In other words, clothes are trivial, the naked human body, essential.
But even at this level, so much more profound and moving, the figures still represent ideas and are not fully humanized, not fully individualized.
Empathetic encounters
At its highest level, the nude represents spiritual virtues, unencumbered by fashion. The nude is universally true. That is why Titian’s sacred love must not wear the silks and finery of her earthly sister.
Angels are nude, and so are the putti, or cherubs, that flit around so many Baroque allegories.
Michelangelo’s designs for the Sistine Chapel are monumental nudes for that reason, and for another:
When art is most profound, it draws us out of ourselves and forces us into an empathetic encounter with things and people who are radically different from us.
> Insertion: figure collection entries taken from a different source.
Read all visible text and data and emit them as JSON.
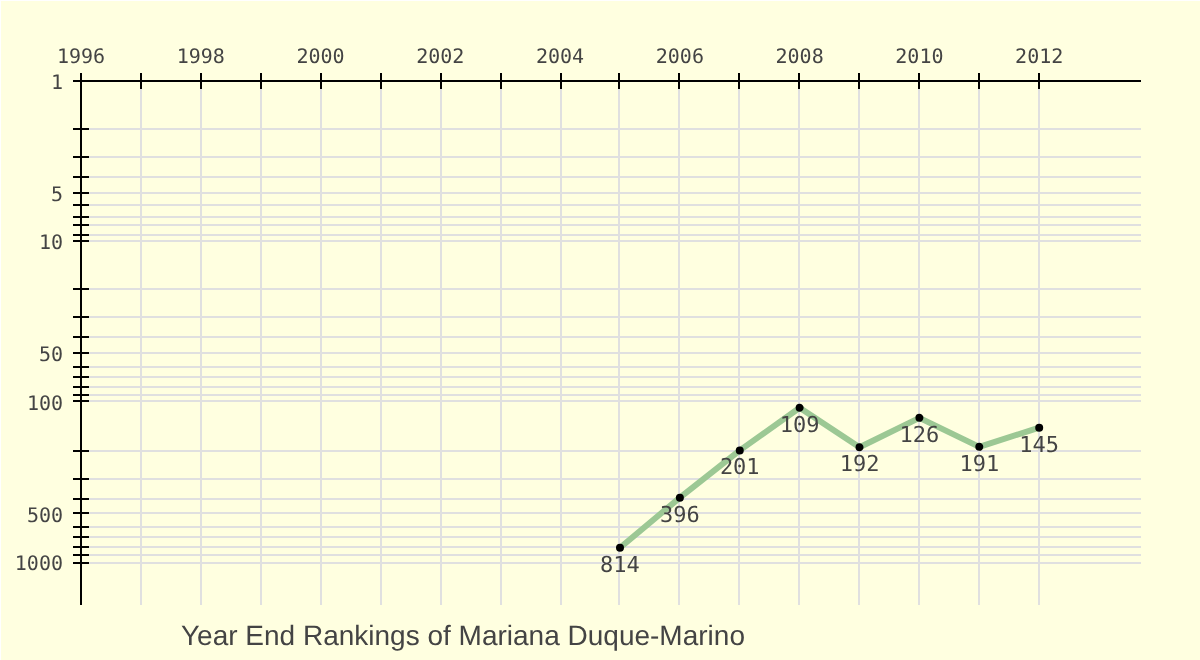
{
  "chart_data": {
    "type": "line",
    "title": "Year End Rankings of  Mariana Duque-Marino",
    "x": [
      2005,
      2006,
      2007,
      2008,
      2009,
      2010,
      2011,
      2012
    ],
    "series": [
      {
        "color": "#9cc894",
        "values": [
          814,
          396,
          201,
          109,
          192,
          126,
          191,
          145
        ]
      }
    ],
    "data_labels": true,
    "marker": "circle",
    "log": "y",
    "grid": true,
    "xlim": [
      1996,
      2013.7
    ],
    "ylim": [
      1850,
      1
    ],
    "xticks": [
      1996,
      {
        "value": 1997,
        "label": null
      },
      1998,
      {
        "value": 1999,
        "label": null
      },
      2000,
      {
        "value": 2001,
        "label": null
      },
      2002,
      {
        "value": 2003,
        "label": null
      },
      2004,
      {
        "value": 2005,
        "label": null
      },
      2006,
      {
        "value": 2007,
        "label": null
      },
      2008,
      {
        "value": 2009,
        "label": null
      },
      2010,
      {
        "value": 2011,
        "label": null
      },
      2012
    ],
    "yticks": [
      1,
      {
        "value": 2,
        "label": null
      },
      {
        "value": 3,
        "label": null
      },
      {
        "value": 4,
        "label": null
      },
      5,
      {
        "value": 6,
        "label": null
      },
      {
        "value": 7,
        "label": null
      },
      {
        "value": 8,
        "label": null
      },
      {
        "value": 9,
        "label": null
      },
      10,
      {
        "value": 20,
        "label": null
      },
      {
        "value": 30,
        "label": null
      },
      {
        "value": 40,
        "label": null
      },
      50,
      {
        "value": 60,
        "label": null
      },
      {
        "value": 70,
        "label": null
      },
      {
        "value": 80,
        "label": null
      },
      {
        "value": 90,
        "label": null
      },
      100,
      {
        "value": 200,
        "label": null
      },
      {
        "value": 300,
        "label": null
      },
      {
        "value": 400,
        "label": null
      },
      500,
      {
        "value": 600,
        "label": null
      },
      {
        "value": 700,
        "label": null
      },
      {
        "value": 800,
        "label": null
      },
      {
        "value": 900,
        "label": null
      },
      1000
    ]
  }
}
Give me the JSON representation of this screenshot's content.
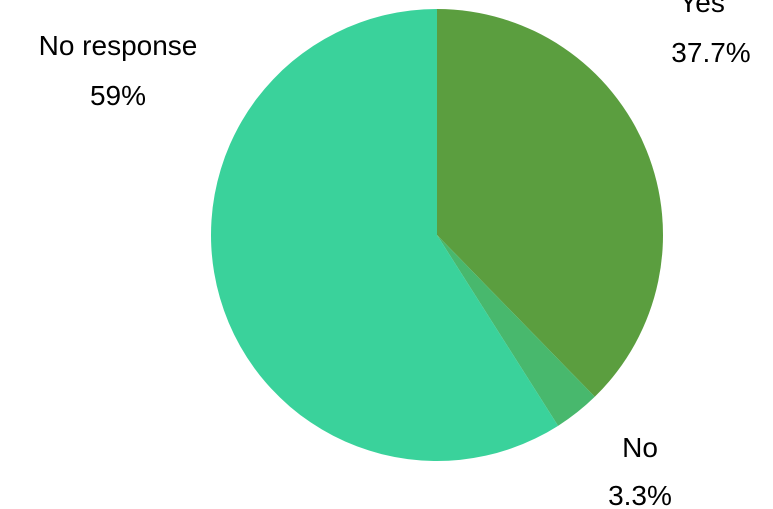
{
  "chart_data": {
    "type": "pie",
    "slices": [
      {
        "label": "Yes",
        "value": 37.7,
        "value_label": "37.7%",
        "color": "#5b9e3f"
      },
      {
        "label": "No",
        "value": 3.3,
        "value_label": "3.3%",
        "color": "#48b86d"
      },
      {
        "label": "No response",
        "value": 59,
        "value_label": "59%",
        "color": "#3ad29b"
      }
    ],
    "start_angle": "12 o'clock",
    "direction": "clockwise"
  }
}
It is not possible to view the figures of the Sistine Chapel with any intensity and not feel your own body compared with them. Their sinews are your sinews; their contorted muscles are yours.
It is why the nude is used for the most profound tragedies in art: the nude Pieta and the Crucifixion, to name two very Christian uses of the nude.
Angels are often drawn as putti, or cupids, in part for their association with innocence.
We look at one of Matthias Grunewald’s tortured crucifixions and cannot help but feel the pain in our own flesh.
In all the greatest art, we are thus drawn out of ourselves and identify with the grace, power, suffering and love of others and come to escape the isolation — and loneliness — of the ego. We recognize the similarities of all humanity and not its petty differences.
Whatever it means in religious dogma, the Christ is symbolic of our own mortality.
A lot of wind has been spent on the argument over whether there are any universal truths in the world. So many of the old Truths now seem mendacious. But there are two truths that are inescapable. We die, and people we love die. Loss is central to the human experience. It is why Michelangelo’s “Pieta” is meaningful, even for the atheist.

Our recognition of our humanity is one of the highest aims art can attempt.
It is why Rembrandt’s nude portraits of his two wives are so compelling, why Goya’s “Disasters of War” are so frightening.
And not only are the figures in the art thus humanized, but the viewers are as well.